No basta con que aquellos que se empeñan en mantener a salvo el carácter pacífico de la protesta se desmarquen de los actos violentos, ya que éstos no son más que las consecuencias lógicas aunque indeseables de cualquier reacción popular. Asimismo, es comprensible que los revoltosos de primera hora se resistan a adoptar una estructura orgánica que les proporcione la entidad necesaria para hacer valer sus demandas ante los interlocutores apropiados. Pero es necesario que articulen un programa que incluya no sólo las ideas y reclamaciones, sino también la forma de llevarlas a cabo. Me consta que en el movimiento participan muchos y muy eficientes expertos en las diferentes materias necesarias para elaborar unos proyectos viables, y buscar los resquicios de nuestro actual sistema democrático por los que se puedan introducir las reformas pretendidas. Para eso es necesario tener un conocimiento preciso de la estructura orgánica del Estado y de la situación política real, pues sólo así será posible diseñar una estrategia eficaz que, al menos, rentabilice el esfuerzo realizado hasta ahora.

Frente a ello, los poderes públicos no pueden seguir mirando hacia otro lado esperando al fallo del contrario para justificar sus decisiones erróneas y preservar su estado de privilegio. Y menos parapetándose en una legitimidad obtenida por un sistema electoral defectuoso. Es comprensible que la violencia de las masas les desconcierte e irrite, pues no en vano han sido muchos años de conformismo social los que les han permitido desarrollar una percepción trascendente de su labor, alejándose cada vez más de la realidad y, lo peor, de los valores éticos que han de sustentar su condición de servidores del interés general. Y es lamentable que los acontecimientos hayan desembocado en ira, pues ahora a los políticos sólo les queda una alternativa: escuchar o reprimir. Sólo se les pide decencia y atención a quienes les eligen y les otorgan sus privilegios. No es mucho.

Han de saber que este movimiento cívico no es tan minoritario como creen, pues tras las acampadas y las protestas públicas existe una enorme cantidad de ciudadanos que apoyan sus demandas. Basta con que vuelvan a echar un vistazo a las cifras electorales para comprobar que algo no funciona en nuestra democracia. Los que gritan son muchos, pero aún son más quienes en silencio esperan ver recompensada la confianza que han depositado en las urnas.

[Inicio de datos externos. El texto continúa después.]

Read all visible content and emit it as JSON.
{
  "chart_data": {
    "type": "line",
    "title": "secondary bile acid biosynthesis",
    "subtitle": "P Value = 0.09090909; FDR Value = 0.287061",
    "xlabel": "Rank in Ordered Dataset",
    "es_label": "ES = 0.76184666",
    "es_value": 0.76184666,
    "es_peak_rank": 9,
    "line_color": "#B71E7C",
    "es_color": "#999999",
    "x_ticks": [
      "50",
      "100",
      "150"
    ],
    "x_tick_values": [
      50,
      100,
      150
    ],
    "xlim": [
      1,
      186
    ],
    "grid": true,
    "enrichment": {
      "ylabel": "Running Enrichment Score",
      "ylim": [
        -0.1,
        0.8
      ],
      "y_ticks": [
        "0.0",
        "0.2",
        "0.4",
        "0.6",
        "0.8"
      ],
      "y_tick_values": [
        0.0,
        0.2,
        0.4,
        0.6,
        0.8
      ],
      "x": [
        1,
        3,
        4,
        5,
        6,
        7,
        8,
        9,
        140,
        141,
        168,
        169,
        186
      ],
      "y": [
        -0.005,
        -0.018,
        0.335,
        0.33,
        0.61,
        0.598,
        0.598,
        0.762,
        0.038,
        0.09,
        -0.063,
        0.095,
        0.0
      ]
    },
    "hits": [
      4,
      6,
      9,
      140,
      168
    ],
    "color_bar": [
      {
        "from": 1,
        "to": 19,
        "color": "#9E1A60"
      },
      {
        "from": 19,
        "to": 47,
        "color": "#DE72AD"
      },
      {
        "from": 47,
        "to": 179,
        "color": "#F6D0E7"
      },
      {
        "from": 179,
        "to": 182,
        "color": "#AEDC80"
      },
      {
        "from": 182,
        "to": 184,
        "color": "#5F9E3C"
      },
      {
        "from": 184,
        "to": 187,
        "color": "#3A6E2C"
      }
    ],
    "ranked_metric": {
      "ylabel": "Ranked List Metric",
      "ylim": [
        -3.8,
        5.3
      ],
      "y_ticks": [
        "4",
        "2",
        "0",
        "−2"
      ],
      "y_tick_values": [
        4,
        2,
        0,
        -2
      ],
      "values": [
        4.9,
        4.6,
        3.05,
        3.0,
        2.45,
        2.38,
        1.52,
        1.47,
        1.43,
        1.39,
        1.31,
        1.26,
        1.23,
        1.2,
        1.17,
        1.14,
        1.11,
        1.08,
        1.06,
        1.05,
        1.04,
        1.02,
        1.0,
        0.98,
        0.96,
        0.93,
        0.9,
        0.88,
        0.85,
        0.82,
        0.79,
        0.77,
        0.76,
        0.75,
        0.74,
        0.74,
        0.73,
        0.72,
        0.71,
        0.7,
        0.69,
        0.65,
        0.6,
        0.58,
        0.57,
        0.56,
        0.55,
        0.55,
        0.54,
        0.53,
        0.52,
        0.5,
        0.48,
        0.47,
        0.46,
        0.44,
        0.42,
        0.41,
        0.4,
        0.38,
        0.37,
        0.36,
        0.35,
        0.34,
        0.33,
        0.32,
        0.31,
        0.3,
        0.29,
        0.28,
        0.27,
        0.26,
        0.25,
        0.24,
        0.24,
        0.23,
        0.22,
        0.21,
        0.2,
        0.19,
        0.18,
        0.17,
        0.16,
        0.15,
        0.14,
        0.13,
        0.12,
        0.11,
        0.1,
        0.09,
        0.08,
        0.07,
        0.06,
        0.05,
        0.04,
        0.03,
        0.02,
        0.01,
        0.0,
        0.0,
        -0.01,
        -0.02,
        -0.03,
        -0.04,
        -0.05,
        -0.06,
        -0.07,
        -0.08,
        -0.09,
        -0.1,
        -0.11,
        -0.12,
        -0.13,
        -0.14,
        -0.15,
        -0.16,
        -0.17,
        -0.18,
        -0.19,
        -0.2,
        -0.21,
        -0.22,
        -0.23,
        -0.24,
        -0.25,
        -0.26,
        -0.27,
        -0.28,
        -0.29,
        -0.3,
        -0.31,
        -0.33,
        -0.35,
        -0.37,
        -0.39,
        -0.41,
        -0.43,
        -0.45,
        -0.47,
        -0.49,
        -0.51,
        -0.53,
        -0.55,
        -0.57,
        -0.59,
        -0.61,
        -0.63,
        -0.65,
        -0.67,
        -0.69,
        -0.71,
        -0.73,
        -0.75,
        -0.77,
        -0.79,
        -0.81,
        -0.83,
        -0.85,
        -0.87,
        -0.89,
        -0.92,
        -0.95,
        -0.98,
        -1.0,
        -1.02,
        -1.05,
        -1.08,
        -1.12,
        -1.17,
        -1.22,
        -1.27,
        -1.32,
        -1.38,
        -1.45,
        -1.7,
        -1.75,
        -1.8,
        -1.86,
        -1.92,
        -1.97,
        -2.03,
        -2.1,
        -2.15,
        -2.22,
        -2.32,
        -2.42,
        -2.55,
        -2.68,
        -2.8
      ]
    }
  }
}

Están al acecho, y bastará con que la necesidad les haga perder el miedo para que esta protesta adquiera nuevas dimensiones, quizás indeseables. Las expectativas no son las mejores para que la calma vuelva a la sociedad sino al contrario. Es la revolución latente que puede estallar en cualquier momento. Y esta sí que puede ser incontrolable.

Por eso, los políticos deben abandonar su cómoda dimensión, mirar a su alrededor, valorar sus compromisos y pensar que lo que realmente les legitima son sus actos y no lo que obtienen de unas urnas cautivas.